Numerical Research of Fluid Flow and Solute Transport in Rough Fractures under Different Normal Stress

الملخص EN

The effects of roughness and normal stress on hydraulic properties of fractures are significant during the coupled shear flow test.

Knowing the laws of fluid flow and solute transport in fractures is essential to ensure the nature and safety of geological projects.

Although many experiments and numerical simulations of coupled shear flow test have been conducted, there is still a lack of research on using the full Navier-Stokes (N-S) equation to solve the real flow characteristics of fluid in three-dimensional rough fractures.

The main purpose of this paper is to study the influence of roughness and normal stress on the fluid flow and solute transport through fractures under the constant normal stiffness boundary condition.

Based on the corrected successive random addition (SRA) algorithm, fracture surfaces with different roughness expressed by the Hurst coefficient (H) were generated.

By applying a shear displacement of 5 mm, the sheared fracture models with normal stresses of 1 MPa, 3 MPa, and 5 MPa were obtained, respectively.

The hydraulic characteristics of three-dimensional fractures were analyzed by solving the full N-S equation.

The particle tracking method was employed to obtain the breakthrough curves based on the calculated flow field.

The numerical method was verified with experimental results.

It has been found that, for the same normal stress, the smaller the fracture H value is (i.e., more tough the fracture is), the larger the mechanical aperture is.

The ratio of hydraulic aperture to mechanical aperture (eh/em) decreases with the increasing of normal stress.

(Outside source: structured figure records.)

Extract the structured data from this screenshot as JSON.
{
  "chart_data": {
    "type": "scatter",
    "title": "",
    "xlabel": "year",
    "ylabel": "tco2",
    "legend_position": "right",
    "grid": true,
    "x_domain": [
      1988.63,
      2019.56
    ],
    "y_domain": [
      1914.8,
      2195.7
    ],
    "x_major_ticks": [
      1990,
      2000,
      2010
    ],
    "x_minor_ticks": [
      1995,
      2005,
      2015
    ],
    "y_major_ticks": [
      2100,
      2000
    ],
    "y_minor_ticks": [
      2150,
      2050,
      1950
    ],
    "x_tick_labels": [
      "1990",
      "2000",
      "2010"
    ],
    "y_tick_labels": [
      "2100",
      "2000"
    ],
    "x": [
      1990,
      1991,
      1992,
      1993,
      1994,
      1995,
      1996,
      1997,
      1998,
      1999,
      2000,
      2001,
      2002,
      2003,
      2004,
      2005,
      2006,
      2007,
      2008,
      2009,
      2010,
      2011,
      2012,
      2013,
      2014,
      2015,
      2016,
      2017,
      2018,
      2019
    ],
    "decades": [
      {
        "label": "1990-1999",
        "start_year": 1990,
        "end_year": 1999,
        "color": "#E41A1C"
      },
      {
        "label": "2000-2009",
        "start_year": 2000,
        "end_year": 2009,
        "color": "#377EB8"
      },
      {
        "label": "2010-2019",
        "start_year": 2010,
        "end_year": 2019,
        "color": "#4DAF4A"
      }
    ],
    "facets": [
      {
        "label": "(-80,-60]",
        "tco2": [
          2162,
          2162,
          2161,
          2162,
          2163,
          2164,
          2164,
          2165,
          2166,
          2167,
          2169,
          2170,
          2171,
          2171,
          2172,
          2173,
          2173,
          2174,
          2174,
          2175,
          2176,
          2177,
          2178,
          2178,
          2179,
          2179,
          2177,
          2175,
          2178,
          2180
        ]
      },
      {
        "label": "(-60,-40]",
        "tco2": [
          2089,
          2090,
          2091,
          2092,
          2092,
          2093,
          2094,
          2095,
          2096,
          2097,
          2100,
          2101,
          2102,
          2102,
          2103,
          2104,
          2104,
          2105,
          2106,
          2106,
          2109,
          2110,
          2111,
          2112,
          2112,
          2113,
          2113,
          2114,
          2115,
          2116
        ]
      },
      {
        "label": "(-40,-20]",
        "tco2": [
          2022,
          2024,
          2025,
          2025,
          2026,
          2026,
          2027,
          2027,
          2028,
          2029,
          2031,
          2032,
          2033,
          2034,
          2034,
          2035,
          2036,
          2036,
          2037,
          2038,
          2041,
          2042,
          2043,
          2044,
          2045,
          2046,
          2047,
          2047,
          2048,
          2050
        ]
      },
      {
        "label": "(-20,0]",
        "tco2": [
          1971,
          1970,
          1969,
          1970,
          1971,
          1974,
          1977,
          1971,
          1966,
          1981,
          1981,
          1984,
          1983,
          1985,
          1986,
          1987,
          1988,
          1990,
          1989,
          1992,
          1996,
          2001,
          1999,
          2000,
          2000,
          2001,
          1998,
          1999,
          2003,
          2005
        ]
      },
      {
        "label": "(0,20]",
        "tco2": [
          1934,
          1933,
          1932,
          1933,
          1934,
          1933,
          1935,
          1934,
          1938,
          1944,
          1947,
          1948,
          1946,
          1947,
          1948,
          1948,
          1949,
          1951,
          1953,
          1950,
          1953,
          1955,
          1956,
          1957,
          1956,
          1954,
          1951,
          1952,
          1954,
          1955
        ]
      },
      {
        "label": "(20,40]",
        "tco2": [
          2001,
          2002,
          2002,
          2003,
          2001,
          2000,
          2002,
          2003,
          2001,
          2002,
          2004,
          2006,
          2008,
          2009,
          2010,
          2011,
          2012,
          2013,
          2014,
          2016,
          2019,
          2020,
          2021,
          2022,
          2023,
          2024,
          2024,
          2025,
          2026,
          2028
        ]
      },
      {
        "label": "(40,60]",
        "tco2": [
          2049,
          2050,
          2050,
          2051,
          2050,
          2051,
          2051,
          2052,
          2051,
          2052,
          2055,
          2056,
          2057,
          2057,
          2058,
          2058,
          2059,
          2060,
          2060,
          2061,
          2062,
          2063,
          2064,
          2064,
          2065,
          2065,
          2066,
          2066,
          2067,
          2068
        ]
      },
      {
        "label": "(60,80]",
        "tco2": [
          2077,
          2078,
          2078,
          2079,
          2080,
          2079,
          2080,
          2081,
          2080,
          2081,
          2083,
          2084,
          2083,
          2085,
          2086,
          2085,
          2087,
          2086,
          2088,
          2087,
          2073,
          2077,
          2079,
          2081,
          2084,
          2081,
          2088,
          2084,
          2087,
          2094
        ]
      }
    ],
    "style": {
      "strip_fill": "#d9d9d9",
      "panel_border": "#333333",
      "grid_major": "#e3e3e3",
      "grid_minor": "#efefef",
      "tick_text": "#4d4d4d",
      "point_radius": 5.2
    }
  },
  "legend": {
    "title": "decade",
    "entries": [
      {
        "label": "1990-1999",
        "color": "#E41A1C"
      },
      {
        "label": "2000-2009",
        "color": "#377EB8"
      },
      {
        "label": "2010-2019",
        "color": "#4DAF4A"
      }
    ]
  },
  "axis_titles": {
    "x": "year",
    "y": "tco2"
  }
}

The smaller the H value, the effect of the normal stress on the ratio eh/em is more significant.

The variation of transmissivity of fractures with the flow rate exhibits similar manner with that of eh/em.

With the normal stress and H value increasing, the mean velocity of particles becomes higher and more particles move to the outlet boundary.

The dispersive transport behavior becomes obvious when normal stress is larger.